Family members need to be involved as a unit, including extended family rather than just parents. This is particularly critical for a multiple-generation family homes where grandparents, siblings, and other relatives live in the same household and therefore should be involved as a part of the treatment team. If there are barriers to involving all these family members in the parent training sessions, providers need to at least have their “approval” to allow caregivers receiving such training to implement the strategies at home. The procedures put in place need to work for the whole family. For example, if a parent is working on waiting until a child is calm before responding, but the grandparents believe this is damaging to the child and do respond, the behavior is not likely to change, and there may be conflict within the family.

Working with parent groups. Parent groups not only provide support to families but also allow parents to share their experiences with other parent members of the group (Rodrigo, Almeida, Spiel, & Koops, 2012).
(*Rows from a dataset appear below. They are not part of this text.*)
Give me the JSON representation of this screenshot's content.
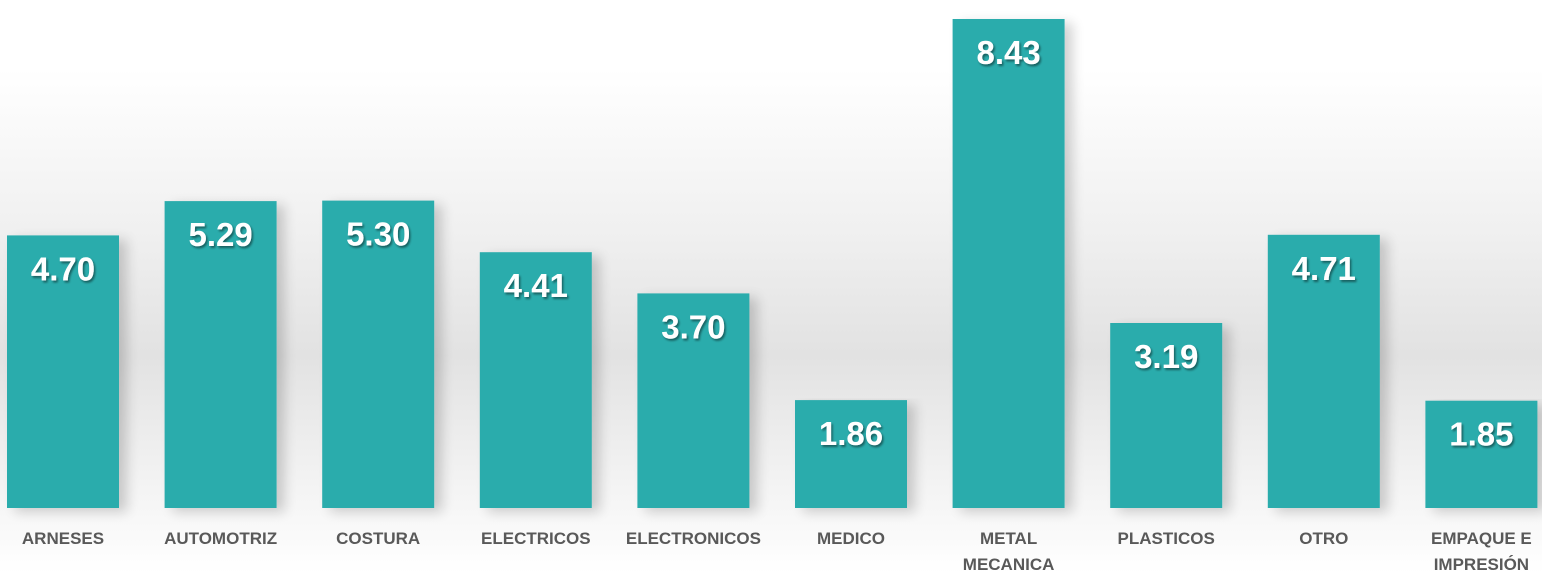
{
  "chart_data": {
    "type": "bar",
    "categories": [
      [
        "ARNESES"
      ],
      [
        "AUTOMOTRIZ"
      ],
      [
        "COSTURA"
      ],
      [
        "ELECTRICOS"
      ],
      [
        "ELECTRONICOS"
      ],
      [
        "MEDICO"
      ],
      [
        "METAL",
        "MECANICA"
      ],
      [
        "PLASTICOS"
      ],
      [
        "OTRO"
      ],
      [
        "EMPAQUE E",
        "IMPRESIÓN"
      ]
    ],
    "values": [
      4.7,
      5.29,
      5.3,
      4.41,
      3.7,
      1.86,
      8.43,
      3.19,
      4.71,
      1.85
    ],
    "value_labels": [
      "4.70",
      "5.29",
      "5.30",
      "4.41",
      "3.70",
      "1.86",
      "8.43",
      "3.19",
      "4.71",
      "1.85"
    ],
    "title": "",
    "xlabel": "",
    "ylabel": "",
    "ylim": [
      0,
      8.43
    ],
    "grid": false,
    "legend": "none",
    "colors": {
      "bar": "#2bacac",
      "value_label": "#ffffff",
      "category_label": "#595959"
    }
  }
}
Such support systems empower parents to learn and therefore can serve as a platform for the parent training to happen. Knowing that SES-disadvantaged families may not actively participate in social groups of this kind, such groups should consider including a broader scope (e.g., child development rather than specific focus on ASD) to reduce the resistance due to the stigma of ASD and to increase the acceptance level of other family members (specifically the grandparents). Needless to say, ASD-focused activities and trainings surely should be included. A well-trained parent member of the group can later serve as a consultant or trainer for other parent members. One of the main advantages of this approach is that the trained parent members can share the obstacles and experiences their family is facing and can provide a more culturally relevant and sensitive training for the new parents.

Families living in disadvantaged SES status in Taiwan are likely minorities, new immigrants, or residents outside of major cities. These families often are more comfortable in speaking dialects or other languages (e.g., new immigrant mothers) rather than Mandarin Chinese. Therefore, it is crucial that the support groups or intervention training have the capacity to be implemented in dialects and native languages of immigrant mothers in order to make the training accessible to the families who are in great need.

Expanding the workforce

Taiwan is forecasted to become an aged society in 2018 and super-aged society by 2026 (Department of Human Resources Development, 2016). This means that those 65 years and older will account for 14.5% of the population by 2018 and 20.5% by 2026. However, between 2010 and 2015, men and women left their full-time workforce at age 63.3 and 60.6, respectively (Ministry of Labor Republic of China (Taiwan), 2015). With the increased life expectancy, this presents as an opportunity for retirees to spend their golden years making a difference by volunteering. Retired health-care professionals or educators who have worked in the fields related to child development or working with children with developmental disabilities could be a great resource to provide behavioral intervention after appropriate training. If such training is set up systematically and ongoing, these retirees can either implement the intervention at the child’s home or train the families/caregivers in groups at low or no cost. If this increasing number of retirees receives appropriate training, this may increase the likelihood that families residing in rural areas could be reached. Health-care professionals and teachers are often highly respected in the society; having them working with the families would make such training more accepting and convincing to the family.

Conclusion

The prognosis and outcomes of ASD are highly influenced by social and family contexts, poverty, cultural history, public policies, available programs, environment, and opportunities. Implementation of a parent-mediated evidence-based intervention presents a great potential in addressing major obstacles to intervention access for affected children and their families who are underserved in Taiwan (Tsai et al., 2015), although such intervention is still in the developing and adapting stages for many low-resource settings in the world (Blake et al., 2017) and in some communities in Taiwan.